День тревоги | страница 45



Семена ранило навылет в правое легкое. Ночью на него, уже замерзающего, набрели санитары, и он до самого июня провалялся в одном из подмосковных госпиталей, то выкарабкиваясь на свет божий, то снова проваливаясь в беспамятство — легкие, кроме ранения, были основательно застужены. Потом он попал во вновь сформированный отдельный полк, их долго держали в резерве. Они сменили одну из частей, залезли в блиндажи, и в первой же разведке боем он опять был тяжело ранен, теперь уже в живот.

Когда он во второй раз вышел из госпиталя, было начало весны сорок четвертого года. На выстиранной, тщательно заштопанной госпитальной девчушкой гимнастерке его была медаль «За отвагу»… Награжден за уничтожение пулеметного гнезда и взятие «языка», пояснили ему. Он тогда — стыдно сказать — в обморок упал, сестричка за нашатырным спиртом бегала. Пулеметное гнездо тут было, положим, не при чем, раздумывал он долгими ночами, примеряя себя к неожиданной награде. Ну, словчил, кинул гранату… А вот когда немца держал — старого и, видно, жилистого — тут он пообмирал сердцем, пока товарищи не подоспели. Кровью подплывал, а держал, потому что отпусти немца — он тебя же и прибьет. Выходило так, что награду он заслужил, и получил, и никакие документы тут помехой не стали. Значит, очень заслужил, ежели так, думал он в короткие минуты своего торжества. И тут же, в запале мстительной гордости, решил — без ордена домой не вернется. Что ему там без ордена делать — стыд собирать? Теперь это стало давним, глупым.

Он попал под Псков, и когда их фронт перешел в наступление, понял, до конца теперь, что это за штука такая — война. Они проходили через дымящиеся еще развалины сел, через безлюдье и дикость их, мимо загаженных колодцев и тяжелого на подъем воронья… Еще годков с семи отец исподволь приучал ею к работе, позже стал заставлять делать и вовсе непосильное: ходить за цабаном[1] отматывать руки на лобогрейке — а работа по хозяйству не только не была ему в тягость, но радовала всегда, грела сердце мыслью, что порядок у тебя первостатейный, что все у места, в деле, с расчетом на годы и годы… И теперь он глядел на пепел и поруху незнакомых степняку лесных деревень с жалостью, с тоскливой злобой — в какой разор ввели, паскудники! Им-то, вонючим, куда как легко, сволочам — ширкнул зажигалкой и драпа, а нашим теперь живи, ночуй под елкой… Паскудная это нация — немцы, в самое больное место метят, знают…

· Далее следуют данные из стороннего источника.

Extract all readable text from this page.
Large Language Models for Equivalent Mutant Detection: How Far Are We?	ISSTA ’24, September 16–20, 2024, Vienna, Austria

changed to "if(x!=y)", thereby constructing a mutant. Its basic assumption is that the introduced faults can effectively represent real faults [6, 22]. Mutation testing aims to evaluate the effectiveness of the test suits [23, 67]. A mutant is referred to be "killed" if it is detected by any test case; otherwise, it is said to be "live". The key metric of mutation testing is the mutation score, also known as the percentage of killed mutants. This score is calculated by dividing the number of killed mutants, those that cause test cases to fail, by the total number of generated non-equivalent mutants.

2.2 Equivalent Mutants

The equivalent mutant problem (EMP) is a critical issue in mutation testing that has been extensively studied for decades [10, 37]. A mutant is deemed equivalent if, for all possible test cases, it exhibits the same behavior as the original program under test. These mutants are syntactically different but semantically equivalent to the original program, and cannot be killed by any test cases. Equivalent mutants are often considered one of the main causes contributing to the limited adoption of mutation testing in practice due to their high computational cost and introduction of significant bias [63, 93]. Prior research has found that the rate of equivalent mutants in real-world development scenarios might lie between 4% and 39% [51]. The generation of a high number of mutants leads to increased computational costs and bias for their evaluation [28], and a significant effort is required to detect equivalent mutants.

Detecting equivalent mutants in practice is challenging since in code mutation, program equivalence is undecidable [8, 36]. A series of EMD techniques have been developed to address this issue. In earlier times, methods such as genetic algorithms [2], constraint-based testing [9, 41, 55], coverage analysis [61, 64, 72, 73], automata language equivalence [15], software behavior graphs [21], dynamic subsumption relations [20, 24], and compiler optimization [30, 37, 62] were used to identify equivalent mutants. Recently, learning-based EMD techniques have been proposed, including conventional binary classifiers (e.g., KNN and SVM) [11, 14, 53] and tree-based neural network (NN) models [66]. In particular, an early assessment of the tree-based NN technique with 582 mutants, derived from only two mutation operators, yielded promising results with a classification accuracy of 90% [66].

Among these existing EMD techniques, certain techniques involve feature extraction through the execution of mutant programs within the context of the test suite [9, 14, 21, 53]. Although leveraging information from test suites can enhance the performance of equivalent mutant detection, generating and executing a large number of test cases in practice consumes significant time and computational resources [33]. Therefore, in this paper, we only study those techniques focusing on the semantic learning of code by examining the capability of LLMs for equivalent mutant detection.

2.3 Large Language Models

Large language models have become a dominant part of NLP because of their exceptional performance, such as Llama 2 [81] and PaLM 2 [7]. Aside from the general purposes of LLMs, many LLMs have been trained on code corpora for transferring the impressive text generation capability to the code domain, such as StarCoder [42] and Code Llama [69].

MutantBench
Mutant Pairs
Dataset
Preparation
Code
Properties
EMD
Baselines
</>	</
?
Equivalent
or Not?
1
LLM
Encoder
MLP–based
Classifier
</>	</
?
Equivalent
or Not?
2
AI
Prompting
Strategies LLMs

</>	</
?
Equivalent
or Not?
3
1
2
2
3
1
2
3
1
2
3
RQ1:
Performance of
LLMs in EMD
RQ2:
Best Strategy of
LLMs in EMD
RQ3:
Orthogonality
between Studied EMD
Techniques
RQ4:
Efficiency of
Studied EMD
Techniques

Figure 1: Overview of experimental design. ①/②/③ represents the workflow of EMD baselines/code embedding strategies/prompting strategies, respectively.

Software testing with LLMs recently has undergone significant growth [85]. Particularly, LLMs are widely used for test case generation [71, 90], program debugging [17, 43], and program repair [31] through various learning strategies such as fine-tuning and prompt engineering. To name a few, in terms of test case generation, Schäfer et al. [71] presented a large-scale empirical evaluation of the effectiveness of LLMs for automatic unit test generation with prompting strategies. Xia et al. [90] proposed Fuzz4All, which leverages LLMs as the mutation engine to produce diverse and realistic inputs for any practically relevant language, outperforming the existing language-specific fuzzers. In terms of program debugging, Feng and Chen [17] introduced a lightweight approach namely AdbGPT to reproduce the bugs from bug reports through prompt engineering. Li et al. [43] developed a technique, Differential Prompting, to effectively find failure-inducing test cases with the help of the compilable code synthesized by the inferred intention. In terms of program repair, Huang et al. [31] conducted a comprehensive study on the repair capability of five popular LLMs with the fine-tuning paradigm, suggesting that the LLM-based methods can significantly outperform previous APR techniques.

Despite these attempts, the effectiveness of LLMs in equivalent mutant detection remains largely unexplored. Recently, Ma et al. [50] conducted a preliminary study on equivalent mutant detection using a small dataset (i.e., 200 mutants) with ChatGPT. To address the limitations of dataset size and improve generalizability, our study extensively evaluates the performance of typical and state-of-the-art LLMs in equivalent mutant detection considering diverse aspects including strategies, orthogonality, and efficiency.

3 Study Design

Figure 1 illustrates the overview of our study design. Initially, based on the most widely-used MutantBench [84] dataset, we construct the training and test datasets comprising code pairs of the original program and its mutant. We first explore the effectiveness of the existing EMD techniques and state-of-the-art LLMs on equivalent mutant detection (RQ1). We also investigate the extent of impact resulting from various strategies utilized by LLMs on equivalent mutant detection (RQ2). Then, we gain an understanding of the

Потом они вступили в один из партизанских районов. И в первом же местечке на околице торчала видная издалека, зловеще знакомая в простоте и грубости своей виселица. Под ее перекладиной на коротких веревках висели в мертвой недвижимости два вытянутых непомерно трупа, стыли. Семен, сняв шапку, стоял, смотрел, пока их, связанных, снимали — двух его одногодков. Страх и отвращение, которые он питал всегда к мертвецам, прошли, он стоял, горько жалел их, в муках умеревших неизвестно за что, тосковал, все вспоминал — все прожитое стало зряшным, недорогим, ненужным ему теперь. Как-то по-другому надо было жить, а как — не знал он. Только не по-старому.